The morning of July 4, our first without Marcus, Susana and I hiked up to the tower on Goat Peak, which is part of the Mt. Tom State Reservation, which rises in back of our home. It was a walk done in Marcus’s honor, one he would have loved. At the top of the tower, as we watched the clouds roll in around us, we gave thanks to Marcus for his wonderful being. On the way down the mountain, Susana remarked that Marcus loved fiercely, without condition or reservation, and expected love in return (which he got, in spades). How unlike humans, she commented; we’re so full of doubt about our lovability and worthiness, and often hesitate when allowing love to enter our lives.

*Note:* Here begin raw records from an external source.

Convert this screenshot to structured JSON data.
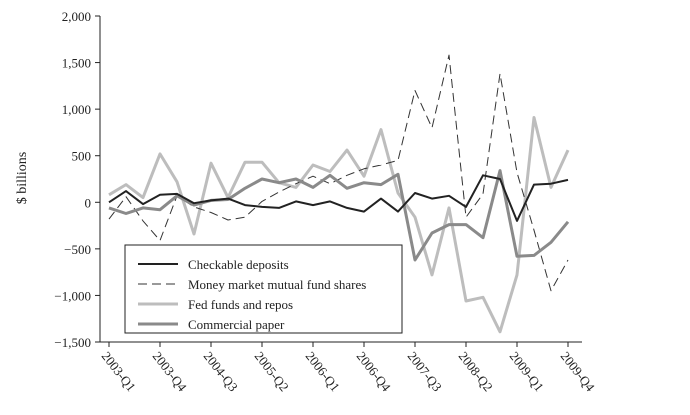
{
  "chart_data": {
    "type": "line",
    "ylabel": "$ billions",
    "ylim": [
      -1500,
      2000
    ],
    "yticks": [
      2000,
      1500,
      1000,
      500,
      0,
      -500,
      -1000,
      -1500
    ],
    "ytick_labels": [
      "2,000",
      "1,500",
      "1,000",
      "500",
      "0",
      "−500",
      "−1,000",
      "−1,500"
    ],
    "xtick_labels": [
      "2003-Q1",
      "2003-Q4",
      "2004-Q3",
      "2005-Q2",
      "2006-Q1",
      "2006-Q4",
      "2007-Q3",
      "2008-Q2",
      "2009-Q1",
      "2009-Q4"
    ],
    "x": [
      "2003-Q1",
      "2003-Q2",
      "2003-Q3",
      "2003-Q4",
      "2004-Q1",
      "2004-Q2",
      "2004-Q3",
      "2004-Q4",
      "2005-Q1",
      "2005-Q2",
      "2005-Q3",
      "2005-Q4",
      "2006-Q1",
      "2006-Q2",
      "2006-Q3",
      "2006-Q4",
      "2007-Q1",
      "2007-Q2",
      "2007-Q3",
      "2007-Q4",
      "2008-Q1",
      "2008-Q2",
      "2008-Q3",
      "2008-Q4",
      "2009-Q1",
      "2009-Q2",
      "2009-Q3",
      "2009-Q4"
    ],
    "grid": false,
    "legend_position": "bottom-left",
    "series": [
      {
        "name": "Checkable deposits",
        "color": "#222222",
        "dash": "solid",
        "values": [
          0,
          120,
          -20,
          80,
          90,
          -10,
          20,
          40,
          -30,
          -50,
          -60,
          10,
          -30,
          10,
          -60,
          -100,
          40,
          -100,
          100,
          40,
          70,
          -50,
          290,
          250,
          -200,
          190,
          200,
          240
        ]
      },
      {
        "name": "Money market mutual fund shares",
        "color": "#333333",
        "dash": "dashed",
        "values": [
          -180,
          60,
          -200,
          -410,
          70,
          -50,
          -110,
          -190,
          -160,
          10,
          110,
          200,
          280,
          200,
          290,
          360,
          400,
          450,
          1200,
          800,
          1580,
          -160,
          90,
          1380,
          320,
          -300,
          -950,
          -620
        ]
      },
      {
        "name": "Fed funds and repos",
        "color": "#bdbdbd",
        "dash": "solid",
        "values": [
          80,
          190,
          50,
          520,
          220,
          -340,
          420,
          50,
          430,
          430,
          210,
          160,
          400,
          330,
          560,
          280,
          780,
          100,
          -160,
          -780,
          -60,
          -1060,
          -1020,
          -1390,
          -780,
          910,
          160,
          560
        ]
      },
      {
        "name": "Commercial paper",
        "color": "#8a8a8a",
        "dash": "solid",
        "values": [
          -60,
          -120,
          -60,
          -80,
          70,
          -30,
          20,
          30,
          150,
          250,
          210,
          250,
          160,
          290,
          150,
          210,
          190,
          300,
          -620,
          -330,
          -240,
          -240,
          -380,
          340,
          -580,
          -570,
          -430,
          -210
        ]
      }
    ]
  }
}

We were never sure how old Marcus was; Susana thought he was about 12 or 13, but the vet said he was at least 14, and possibly as old as 16.  While I miss Marcus terribly, and his absence in our home is palpable, I am happy for him. He lived a long and beautiful life, and showed us how to live and love. As he was a rescue dog, we know hardly anything about his life pre-adoption, but we suspect it may not have been very pleasant. I cannot fathom how or why anyone could have abandoned such a sweet and wonderful being. How fortunate was he to have found Susana, and how fortunate are we to have known and loved him.

The evening of July 20, when Susana came home from her afternoon shift at the acupuncture clinic, I announced I had something to tell her. “It’s about a promise,” I said as I led her to the living room couch. “It’s a promise I made to Marcus,” I continued as I took her hand. “I promised him I’d take care of you.” I then took the ring from my pocket and asked Susana to marry me. She said yes.

We haven’t yet set a date, or made any real plans for our wedding, but I know when the day comes, Susana and I will walk down the aisle accompanied by the spirit of a smiling, tail-wagging Marcus.

Thank you, Marcus, my good friend, for the life lessons, and for opening my heart to a most beautiful love.